UCSC has long been a leader in genomics, and has demonstrated a strong public commitment to data sharing dating back to its involvement in the Human Genome Project twenty years ago, when then graduate student Jim Kent and his mentor David Haussler assembled and published the draft human genome to the internet for free. Kent and fellow UCSC researchers went on to create the UCSC Genome Browser, a free search engine that allows researchers to peer into the details of genetic code.

The Browser has since become a staple for molecular research. With each new global outbreak of infectious diseases, a growing section of the Genome Browser has become dedicated to the genomes of dangerous pathogens.

“When there has been an urgent, international epidemic situation, we’ve stepped in and used our capabilities of building genome browsers to help with it,” said Haussler, who now serves as the Scientific Director of the UC Santa Cruz Genomics Institute.

When COVID-19 reached Santa Cruz in early 2020, a group of UCSC professors converted a research space into a COVID-19 testing site and sidelined their main research to help with local testing and sequencing efforts. The testing lab has since become foundational to UCSC’s strategy to help the greater Santa Cruz community stay ahead of the pandemic and keep it at bay.

Key components of the platform that UCSC will deliver to the state are: the testing lab, now proven in its ability to deliver fast, accurate test results; a growing team dedicated to sequencing the positive cases; the Virus Browser itself; and a new Browser feature designed to maximize its ability to visually display the ocean of genomic data the lab generates. Those responsible for delivering the platform are UCSC faculty members David Haussler, Russell Corbett-Detig, and Professor of Ecology and Evolutionary Biology A. Marm Kilpatrick.

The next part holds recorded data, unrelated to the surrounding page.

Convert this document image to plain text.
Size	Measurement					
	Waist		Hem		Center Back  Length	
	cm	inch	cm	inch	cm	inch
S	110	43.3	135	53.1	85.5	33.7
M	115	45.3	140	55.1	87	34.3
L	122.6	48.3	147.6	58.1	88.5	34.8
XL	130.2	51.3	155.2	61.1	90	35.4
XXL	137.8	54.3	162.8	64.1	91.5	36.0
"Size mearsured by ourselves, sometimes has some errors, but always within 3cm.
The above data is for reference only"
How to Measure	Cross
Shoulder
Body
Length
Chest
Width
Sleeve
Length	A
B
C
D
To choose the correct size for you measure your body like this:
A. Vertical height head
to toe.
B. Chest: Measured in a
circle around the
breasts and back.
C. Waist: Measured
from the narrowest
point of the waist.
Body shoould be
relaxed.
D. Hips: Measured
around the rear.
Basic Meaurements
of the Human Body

Corbett-Detig is particularly excited about the Browser feature that allows an epidemiologist, using their own secure computer, to view public health information visually overlaid on an evolutionary—or phylogenetic—tree inferring how genomes were transmitted from one person to another.

“One of the things that the phylogenetic tree can do is to create a link between cases that weren’t obviously connected,” says Corbett-Detig. “That tells us something about the likely source of infection and so who to follow up with first for contact tracing.”

Haussler stresses that to do this, the UCSC team will not be using patient information, just virus genomes. But the program will allow public health experts to use virus genomes to track who is catching the virus and how. With the help of Corbett-Detig’s analysis, health officials in Marin County were recently able to trace transmission from a teacher to more than half of their class, as reported in the New York Times (“How the Delta Variant Infiltrated an Elementary School Classroom”) and numerous other news outlets.

While ensuring its tools are both effective and secure, the team will deliver a final product designed to help shepherd California out of the current pandemic.

Corbett-Detig noted that the shelf life of the program will extend beyond COVID because it can prepare us for future pandemics, and it can help public health efforts on well known infectious diseases such as tuberculosis.

“The software can work on just about any pathogen,” he asserts.